Here's an example of a pipe date: *date | shortdate* - it converts the date object to a short date format like *dd/MM/yyyy*.

In Angular, we divide pipes into two major categories:

  • Pure: Produces the same results for the same input over time.
  • Impure: Produces different results for the same input over time.

Generally, when it comes to binding evaluation, Angular evaluates the expression and afterward applies the pipe over it (if it exists). Next, Angular caches the value of that specific binding, similar to memorization. If the same event tries to re-evaluate, Angular fetches the same value from the binding level cache. Angular conducts this right-of-the-bat technique for pure pipes.

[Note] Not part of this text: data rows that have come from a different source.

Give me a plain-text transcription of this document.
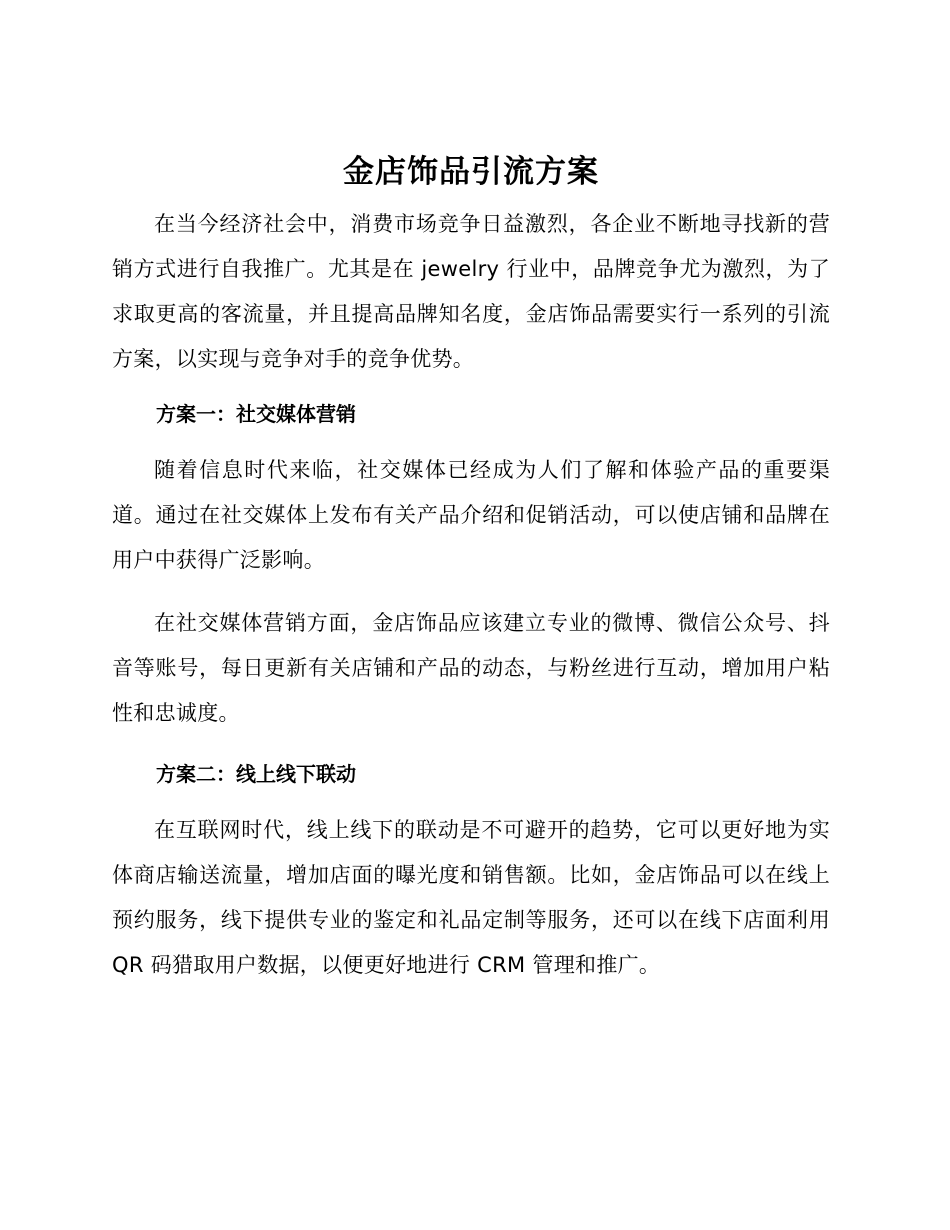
金店饰品引流方案

在当今经济社会中，消费市场竞争日益激烈，各企业不断地寻找新的营销方式进行自我推广。尤其是在 jewelry 行业中，品牌竞争尤为激烈，为了求取更高的客流量，并且提高品牌知名度，金店饰品需要实行一系列的引流方案，以实现与竞争对手的竞争优势。

方案一：社交媒体营销

随着信息时代来临，社交媒体已经成为人们了解和体验产品的重要渠道。通过在社交媒体上发布有关产品介绍和促销活动，可以使店铺和品牌在用户中获得广泛影响。

在社交媒体营销方面，金店饰品应该建立专业的微博、微信公众号、抖音等账号，每日更新有关店铺和产品的动态，与粉丝进行互动，增加用户粘性和忠诚度。

方案二：线上线下联动

在互联网时代，线上线下的联动是不可避开的趋势，它可以更好地为实体商店输送流量，增加店面的曝光度和销售额。比如，金店饰品可以在线上预约服务，线下提供专业的鉴定和礼品定制等服务，还可以在线下店面利用 QR 码猎取用户数据，以便更好地进行 CRM 管理和推广。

However, when building an enterprise-level application, the simple use case explained above needs more than that to execute. Solving this requires you to implement your memorization technique. Next, you want to acquire extra performance benefits. This means caching a value after every visit. Later, when the same value arrives, you return the cached value.

Here's a simple code base:

import { Pipe } from '@angular/core';
import { FilterPipe }from './filter. pipe'; 

@Pipe({
   name: 'filterPipe', 
   pure: true     
 })
 export class FilterPipe {}

Unsubscribe From Observables

Developing an Angular application requires you to be cautious to avoid minor setbacks that may contribute to memory leaks.

In most cases, memory leaks happen when an Angular application falters in disposing of resources that aren't in use after execution or during application run time. Observables are the best culprits for memory leaks. Since observables have a subscribe method which we call with a callback function, they create an open stream that remains open until it's closed with an unsubscribe method.

For instance, declaring global variables makes redundant memory leaks that do not unsubscribe observables.

The best workaround is to ensure you unsubscribe from observables using the OnDestroy lifecycle hook. This way, the application performs optimally with all the observables unsubscribed.

interface OnDestroy {
  ngOnDestroy(): void
}

Takeaway on Angular App Optimization

I hope you have gained as much as possible from this guide. We have explored the best techniques and optimization practices that will improve your application performance. Implementing the tips above will significantly improve user experience in your application and help fine-tune your Angular apps.